Federated K-means Clustering
Swier Garst, Marcel Reinders
TL;DR
To address clustering across distributed datasets without sharing raw data, the paper proposes Federated K-Means (FKM), an unsupervised federated clustering method. FKM handles heterogeneity by allowing clients to have different local cluster counts and by performing a server-side, weighted alignment of local means to form a global clustering, using a modified objective $F_{km} = \sum_{j=0}^M \min_{C_i \in C_g}(S_j||C_j - C_i||^2)$ where $S_j$ is the sample count of local cluster $C_j$. A privacy safeguard omits small clusters below a threshold $p$ (we use $p=2$) from transmission.

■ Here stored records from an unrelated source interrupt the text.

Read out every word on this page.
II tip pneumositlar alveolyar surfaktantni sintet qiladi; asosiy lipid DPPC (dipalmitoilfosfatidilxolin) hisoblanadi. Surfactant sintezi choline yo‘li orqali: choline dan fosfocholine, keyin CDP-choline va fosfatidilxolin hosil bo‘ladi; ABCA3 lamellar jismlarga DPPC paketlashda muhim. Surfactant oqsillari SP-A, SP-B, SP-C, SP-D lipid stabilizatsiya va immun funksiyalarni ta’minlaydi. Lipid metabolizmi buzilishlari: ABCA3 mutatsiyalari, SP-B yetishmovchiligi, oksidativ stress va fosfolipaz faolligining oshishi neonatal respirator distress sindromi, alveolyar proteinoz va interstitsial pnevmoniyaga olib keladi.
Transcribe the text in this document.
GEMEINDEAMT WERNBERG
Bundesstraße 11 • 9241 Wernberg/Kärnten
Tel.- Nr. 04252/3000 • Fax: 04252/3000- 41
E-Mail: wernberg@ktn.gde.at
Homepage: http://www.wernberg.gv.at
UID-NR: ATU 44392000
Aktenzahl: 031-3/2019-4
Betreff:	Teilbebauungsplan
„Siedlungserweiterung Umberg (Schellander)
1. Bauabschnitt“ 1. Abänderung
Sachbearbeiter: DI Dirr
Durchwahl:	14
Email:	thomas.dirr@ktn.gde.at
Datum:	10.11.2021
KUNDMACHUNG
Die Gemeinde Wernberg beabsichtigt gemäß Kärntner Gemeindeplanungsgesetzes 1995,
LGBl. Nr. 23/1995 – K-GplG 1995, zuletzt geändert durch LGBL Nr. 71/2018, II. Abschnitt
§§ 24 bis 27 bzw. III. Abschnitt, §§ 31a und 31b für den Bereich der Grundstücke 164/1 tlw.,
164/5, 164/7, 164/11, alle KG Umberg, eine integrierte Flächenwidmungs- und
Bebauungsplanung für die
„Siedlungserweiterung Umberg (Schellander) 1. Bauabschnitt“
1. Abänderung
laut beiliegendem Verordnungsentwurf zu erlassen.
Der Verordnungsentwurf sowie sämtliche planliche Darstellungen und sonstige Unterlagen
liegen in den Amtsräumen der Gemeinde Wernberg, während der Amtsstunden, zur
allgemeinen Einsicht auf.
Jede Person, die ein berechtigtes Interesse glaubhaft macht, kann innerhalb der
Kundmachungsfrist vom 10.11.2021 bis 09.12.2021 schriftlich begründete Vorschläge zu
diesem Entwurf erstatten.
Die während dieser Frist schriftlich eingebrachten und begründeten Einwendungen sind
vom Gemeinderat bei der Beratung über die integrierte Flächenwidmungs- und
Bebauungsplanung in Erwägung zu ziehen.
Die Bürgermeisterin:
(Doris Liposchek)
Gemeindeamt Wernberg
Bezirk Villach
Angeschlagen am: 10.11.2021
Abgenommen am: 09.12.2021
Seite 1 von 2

Empirical results on synthetic 2D data and on FEMNIST show that FKM achieves performance close to centralized k-means and is more robust to heterogeneity than prior one-shot approaches, highlighting its potential for privacy-preserving distributed clustering.
Abstract
Federated learning is a technique that enables the use of distributed datasets for machine learning purposes without requiring data to be pooled, thereby better preserving privacy and ownership of the data. While supervised FL research has grown substantially over the last years, unsupervised FL methods remain scarce. This work introduces an algorithm which implements K-means clustering in a federated manner, addressing the challenges of varying number of clusters between centers, as well as convergence on less separable datasets.